It's the strength that you need when you have picked up the fourth severely demented patient in a row, they curl up on our trolley having been unable to move for many years, their arms and legs contracted into the foetal position. Their bodies are skin and bone, as we pick them up their joints creak and crack and they shriek in our ears, long nails dig into our arms.
It's the strength that you need when driving the ambulance and you hear them start to cry in the back, your crewmate holds their hand and tries to reassure them but they can't get through. Instead all you can hear is the sobbing and the noises that are left them now that language has gone. they can't tell you if they are in pain or are scared - instead all they can do is moan, and cry and scream.

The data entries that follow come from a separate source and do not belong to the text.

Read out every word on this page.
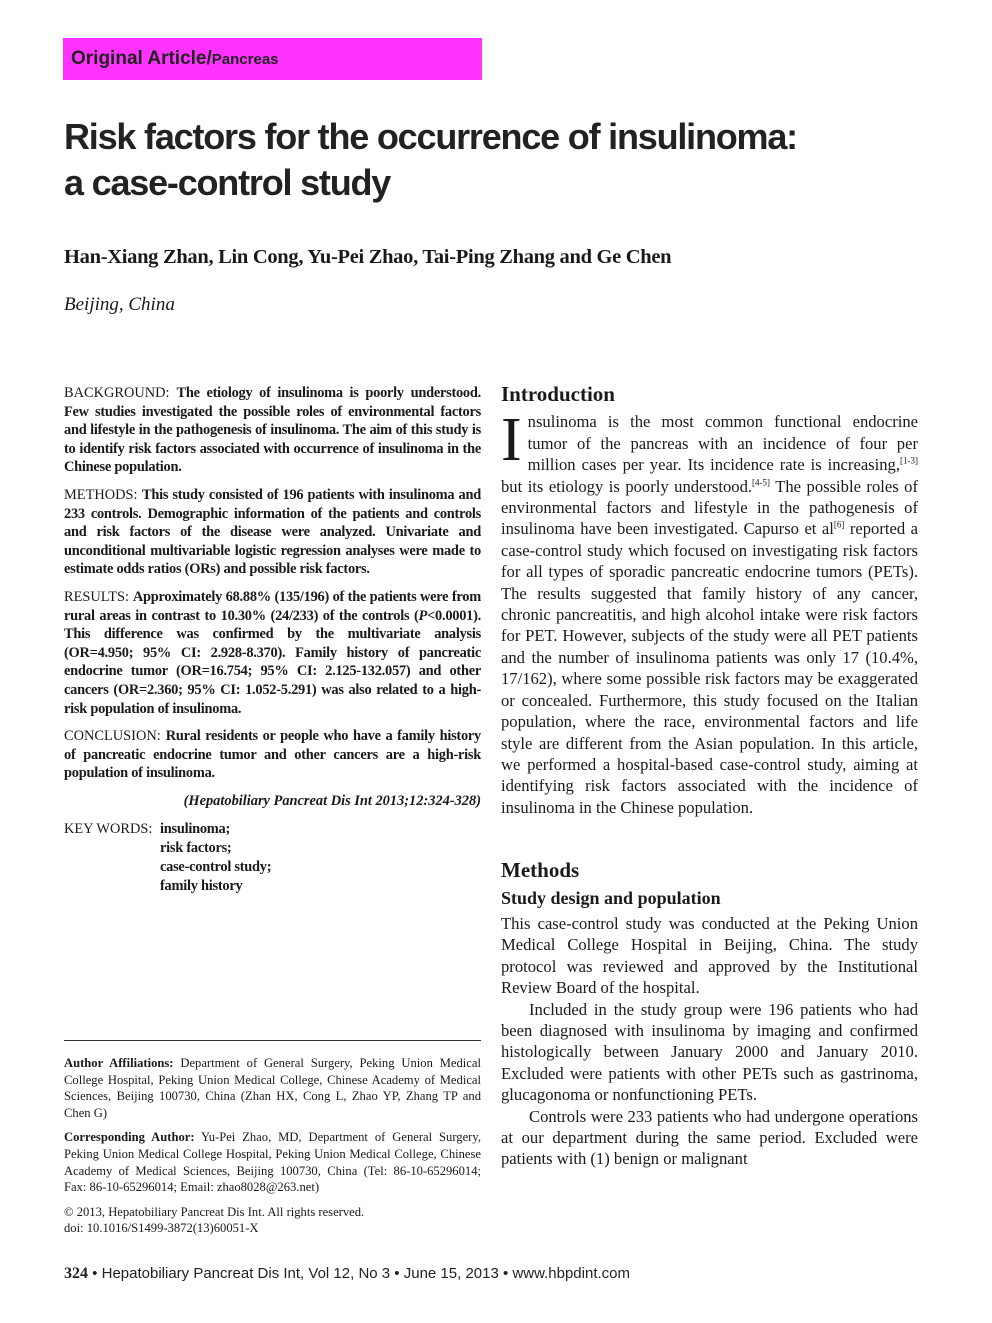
Original Article/Pancreas
Risk factors for the occurrence of insulinoma:
a case-control study

Han-Xiang Zhan, Lin Cong, Yu-Pei Zhao, Tai-Ping Zhang and Ge Chen

Beijing, China

BACKGROUND: The etiology of insulinoma is poorly understood. Few studies investigated the possible roles of environmental factors and lifestyle in the pathogenesis of insulinoma. The aim of this study is to identify risk factors associated with occurrence of insulinoma in the Chinese population.

METHODS: This study consisted of 196 patients with insulinoma and 233 controls. Demographic information of the patients and controls and risk factors of the disease were analyzed. Univariate and unconditional multivariable logistic regression analyses were made to estimate odds ratios (ORs) and possible risk factors.

RESULTS: Approximately 68.88% (135/196) of the patients were from rural areas in contrast to 10.30% (24/233) of the controls (P<0.0001). This difference was confirmed by the multivariate analysis (OR=4.950; 95% CI: 2.928-8.370). Family history of pancreatic endocrine tumor (OR=16.754; 95% CI: 2.125-132.057) and other cancers (OR=2.360; 95% CI: 1.052-5.291) was also related to a high-risk population of insulinoma.

CONCLUSION: Rural residents or people who have a family history of pancreatic endocrine tumor and other cancers are a high-risk population of insulinoma.

(Hepatobiliary Pancreat Dis Int 2013;12:324-328)
KEY WORDS: insulinoma;
risk factors;
case-control study;
family history

Author Affiliations: Department of General Surgery, Peking Union Medical College Hospital, Peking Union Medical College, Chinese Academy of Medical Sciences, Beijing 100730, China (Zhan HX, Cong L, Zhao YP, Zhang TP and Chen G)

Corresponding Author: Yu-Pei Zhao, MD, Department of General Surgery, Peking Union Medical College Hospital, Peking Union Medical College, Chinese Academy of Medical Sciences, Beijing 100730, China (Tel: 86-10-65296014; Fax: 86-10-65296014; Email: zhao8028@263.net)

© 2013, Hepatobiliary Pancreat Dis Int. All rights reserved.
doi: 10.1016/S1499-3872(13)60051-X

Introduction

Insulinoma is the most common functional endocrine tumor of the pancreas with an incidence of four per million cases per year. Its incidence rate is increasing,[1-3] but its etiology is poorly understood.[4-5] The possible roles of environmental factors and lifestyle in the pathogenesis of insulinoma have been investigated. Capurso et al[6] reported a case-control study which focused on investigating risk factors for all types of sporadic pancreatic endocrine tumors (PETs). The results suggested that family history of any cancer, chronic pancreatitis, and high alcohol intake were risk factors for PET. However, subjects of the study were all PET patients and the number of insulinoma patients was only 17 (10.4%, 17/162), where some possible risk factors may be exaggerated or concealed. Furthermore, this study focused on the Italian population, where the race, environmental factors and life style are different from the Asian population. In this article, we performed a hospital-based case-control study, aiming at identifying risk factors associated with the incidence of insulinoma in the Chinese population.

Methods
Study design and population

This case-control study was conducted at the Peking Union Medical College Hospital in Beijing, China. The study protocol was reviewed and approved by the Institutional Review Board of the hospital.

Included in the study group were 196 patients who had been diagnosed with insulinoma by imaging and confirmed histologically between January 2000 and January 2010. Excluded were patients with other PETs such as gastrinoma, glucagonoma or nonfunctioning PETs.

Controls were 233 patients who had undergone operations at our department during the same period. Excluded were patients with (1) benign or malignant

324 • Hepatobiliary Pancreat Dis Int, Vol 12, No 3 • June 15, 2013 • www.hbpdint.com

It's when you walk into a nursing home full of the demented elderly. Stuck on the walls outside the doors to their room are photographs from their prime. Happy mothers holding their children, proud men standing to attention in military uniform. Sepia memories from the past, what they were, not what they are. You open the door and the person in the photographs is lying on urine sodden sheets, legs heavily bandaged from ulcers that will never heal, with hands constantly grasping for something imaginary that floats just out of reach. The person that they were is gone, all that is left is the shell, no expression behind the face that smiled all those years ago for the photo outside the door.
Then one takes hold of your hand and looks up at you with bright blue eyes and asks if you are their dad, long since dust.
And your heart breaks.
I don't know how much longer I can do this.